Paper Notes: F1 Query: Declarative Querying at Scale
F1 Query solves similar use cases as Presto, covered in the previous post and has a similar design. Google has several data stores, and data for a single application might be stored in multiple data stores. The initial use case for F1 Query was to provide a federated query engine, that can query multiple data sources. F1 claims its main strength as the ability to execute queries across different spectrums, ranging from interactive queries that completes in tens of milliseconds, to queries that takes a few hours, using the same query language and the engine.
To achieve this, F1 Query has two execution modes.
Interactive execution mode.
Batch execution mode.
The mode of execution is selected by the client. Interactive execution mode executes everything in memory, and has two variants. One variant executes everything in a single machine and the second one does a distributed execution with different fragments (or partitions) reading non overlapping subset of the data. Data is mostly kept in memory for interactive mode. Design for interactive mode is very similar to the design of Presto.

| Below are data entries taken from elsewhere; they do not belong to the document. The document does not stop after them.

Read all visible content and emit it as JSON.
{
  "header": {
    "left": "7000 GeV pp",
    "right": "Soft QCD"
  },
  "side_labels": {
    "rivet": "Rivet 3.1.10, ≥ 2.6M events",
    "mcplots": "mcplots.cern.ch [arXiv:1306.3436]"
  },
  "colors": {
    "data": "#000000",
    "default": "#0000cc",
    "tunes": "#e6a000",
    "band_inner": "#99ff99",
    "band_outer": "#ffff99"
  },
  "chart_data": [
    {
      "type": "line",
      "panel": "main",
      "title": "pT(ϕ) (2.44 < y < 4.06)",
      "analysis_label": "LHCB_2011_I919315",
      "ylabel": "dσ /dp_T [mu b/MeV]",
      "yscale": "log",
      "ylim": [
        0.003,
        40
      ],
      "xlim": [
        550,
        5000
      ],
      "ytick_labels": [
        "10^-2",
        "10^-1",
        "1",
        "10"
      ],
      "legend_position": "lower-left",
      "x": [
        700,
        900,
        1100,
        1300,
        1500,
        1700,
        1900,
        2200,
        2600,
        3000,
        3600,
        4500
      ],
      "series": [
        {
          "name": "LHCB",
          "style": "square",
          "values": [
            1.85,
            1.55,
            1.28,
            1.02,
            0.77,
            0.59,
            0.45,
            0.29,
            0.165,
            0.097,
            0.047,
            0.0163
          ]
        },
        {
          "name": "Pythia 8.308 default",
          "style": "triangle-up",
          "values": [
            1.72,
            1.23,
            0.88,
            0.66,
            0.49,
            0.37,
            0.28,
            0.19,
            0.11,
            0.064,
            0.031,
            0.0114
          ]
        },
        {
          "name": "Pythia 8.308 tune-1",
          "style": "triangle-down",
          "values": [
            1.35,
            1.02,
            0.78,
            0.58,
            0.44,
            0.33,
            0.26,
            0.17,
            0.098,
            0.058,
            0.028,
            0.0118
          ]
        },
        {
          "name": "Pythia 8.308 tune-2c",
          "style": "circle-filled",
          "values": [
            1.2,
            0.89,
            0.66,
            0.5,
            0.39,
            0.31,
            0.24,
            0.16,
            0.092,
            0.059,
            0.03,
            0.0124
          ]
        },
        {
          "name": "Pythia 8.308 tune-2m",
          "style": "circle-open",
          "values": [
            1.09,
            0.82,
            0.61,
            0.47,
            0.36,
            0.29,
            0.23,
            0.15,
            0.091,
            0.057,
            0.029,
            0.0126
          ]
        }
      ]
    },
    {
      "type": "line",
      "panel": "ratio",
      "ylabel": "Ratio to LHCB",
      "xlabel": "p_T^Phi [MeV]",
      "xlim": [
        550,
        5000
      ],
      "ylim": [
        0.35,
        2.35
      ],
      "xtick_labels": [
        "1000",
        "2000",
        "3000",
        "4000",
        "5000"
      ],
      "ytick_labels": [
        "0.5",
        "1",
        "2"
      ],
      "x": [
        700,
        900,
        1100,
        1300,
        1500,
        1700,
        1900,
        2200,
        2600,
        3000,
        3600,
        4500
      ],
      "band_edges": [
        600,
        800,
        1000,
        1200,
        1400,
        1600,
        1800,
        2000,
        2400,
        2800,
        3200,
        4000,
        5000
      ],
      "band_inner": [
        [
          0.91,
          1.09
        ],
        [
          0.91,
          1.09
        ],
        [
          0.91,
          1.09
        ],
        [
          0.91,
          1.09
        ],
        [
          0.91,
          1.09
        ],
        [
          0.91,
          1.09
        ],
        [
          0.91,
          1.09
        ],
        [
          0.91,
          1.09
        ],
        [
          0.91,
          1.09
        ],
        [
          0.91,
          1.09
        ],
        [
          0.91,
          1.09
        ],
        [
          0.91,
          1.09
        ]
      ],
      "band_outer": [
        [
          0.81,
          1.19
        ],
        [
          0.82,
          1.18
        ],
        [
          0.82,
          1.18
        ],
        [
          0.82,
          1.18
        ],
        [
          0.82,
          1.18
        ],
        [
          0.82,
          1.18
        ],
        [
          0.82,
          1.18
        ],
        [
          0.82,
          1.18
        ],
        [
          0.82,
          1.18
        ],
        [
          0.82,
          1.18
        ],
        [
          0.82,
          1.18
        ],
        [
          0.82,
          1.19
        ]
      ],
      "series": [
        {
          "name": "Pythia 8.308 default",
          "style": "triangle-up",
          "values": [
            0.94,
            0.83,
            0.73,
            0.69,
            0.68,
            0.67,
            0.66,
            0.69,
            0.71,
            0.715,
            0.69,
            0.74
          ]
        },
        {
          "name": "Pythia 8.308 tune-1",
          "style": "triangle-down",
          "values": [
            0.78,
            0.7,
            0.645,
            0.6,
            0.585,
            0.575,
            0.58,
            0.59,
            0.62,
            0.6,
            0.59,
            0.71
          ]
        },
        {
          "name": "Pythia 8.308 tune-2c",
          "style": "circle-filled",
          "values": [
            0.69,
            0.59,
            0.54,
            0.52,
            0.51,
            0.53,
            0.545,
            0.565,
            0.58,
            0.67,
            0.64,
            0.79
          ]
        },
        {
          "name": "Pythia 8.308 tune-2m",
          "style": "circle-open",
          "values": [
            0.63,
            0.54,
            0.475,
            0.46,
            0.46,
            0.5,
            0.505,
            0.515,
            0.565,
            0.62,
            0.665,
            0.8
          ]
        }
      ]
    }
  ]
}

In Batch mode, Query executor executes multiple map-reduce programs to complete the query. This mode materializes intermediate results to disk. As of publishing this paper in 2018, this is being migrated to data flow. This is very similar to “Presto on Spark”, where Spark was used as the execution framework for long-running Presto queries.
F1 Query supports SQL 2011 standard and has been extended to better support nested records, arrays and protocol buffer.
The paper also covers extensibility. In addition to embedded execution of UDFs, it also supports UDF servers. UDF servers are stateless, and supports scalar functions, aggregate functions and table valued functions. F1 Query calls makes UDF calls in a batched, and pipelined fashion. A remote store can be expressed as a table valued function with no input tables. It uses bi-directional streaming for table valued functions, and has pending input rows and output rows.
One of the design principles of F1 is to not have “cliffs” in performance, i.e. it does not switch to a component that is drastically different when a certain data threshold is met. An example of this is only spilling data that won’t fit in memory to disk for lookup joins, instead of using a completely disk based structure.
Paper lists some production numbers. F1 query runs on 1000s on machines in each data centers. Latency for queries range from 10s of ms for interactive queries to few hours for batch mode queries.